Tuesday, June 25, 2013

New Orleans Groggery

In the early twentieth century, bankers and businessmen working in New Orleans' Central Business District shared a dining and drinking establishment, the Old 27, located on the first floor at 215 Carondelet Street (building with circular signage in photo above). The Sportsmen's Conservation Club gathered there for its annual banquet in 1912 and the next year the Jones Island Pleasure Club did the same. The latter showed motion pictures of Jones Island (Manchac) and Professor Peter Schaff's orchestra performed "while an army of waiters attended to their wants."(1)

Named for its pre-1895 street number, the Old 27 was a well-known groggery that had changed hands a number of times by 1913, when it was run by Frenchman Francois Sartre (1856-1921). Born in Bordeaux, Sartre moved to Louisiana around 1886, first working as a chef for the Godchaux in Reserve, Louisiana before his reputation prompted the Aliciatore family to hire him in New Orleans. Once he had accumulated sufficient capital, he opened his first restaurant in Biloxi and later his second in the Old 27.

Prohibition doomed the 40-year-old watering hole. The Times-Picayune quoted Sartre:

'Prohibition! Quelle pensee, terrible! Avez un coeur! When you take wine from a Frenchman you might as well kill him. My friends, they say they shall go back to France if this country becomes dry. Me, I have already turned most of my place into a restaurant because I knew it was coming. It is hard. Why, I drink less than a half a gallon of water in a year; what shall I do when they take my wine? And what about my friends? They must suffer also. In France we put out absinthe and kept our wine when the war came on. In the United States they should put out whiskey and keep the wine and beer.'(2)

One year later, Sartre leased and renovated the former Ramos Gin Fizz Saloon at 712-714 Gravier Street and opened a new Francois.

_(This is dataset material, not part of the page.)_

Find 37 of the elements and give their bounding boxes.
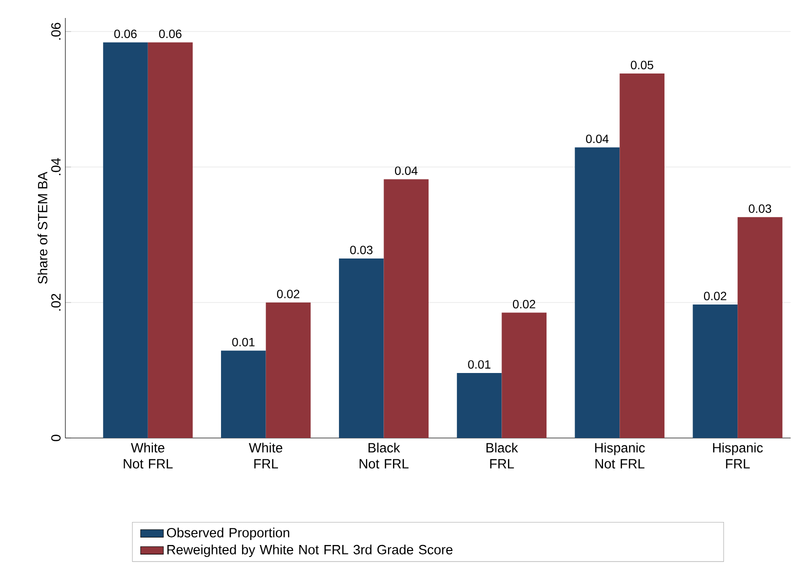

There, one could have the Daily Table D'Hote Dinner consisting of American turtle soup, filet of beef pique richelieu, and a lettuce and alligator pear salad for $1.25.(3)

(1)"Jones' Islanders." The Times-Picayune (16 February 1913): p. 15. In 1902, architect William Fitzner maintained offices upstairs.

(2)"Publicans Hit by 'Bone Dry' Edict Still Optimistic."  The Times-Picayune (19 January 1919): p. 27.

(3)"Francois Restaurant." The Times-Picayune (17 October 1920): p. 7.

Image above: "Cotton Exchange /Sun. July 27-1913." Miscellaneous Photographs Collection, Southeastern Architectural Archive, Special Collections Division, Tulane University Libraries.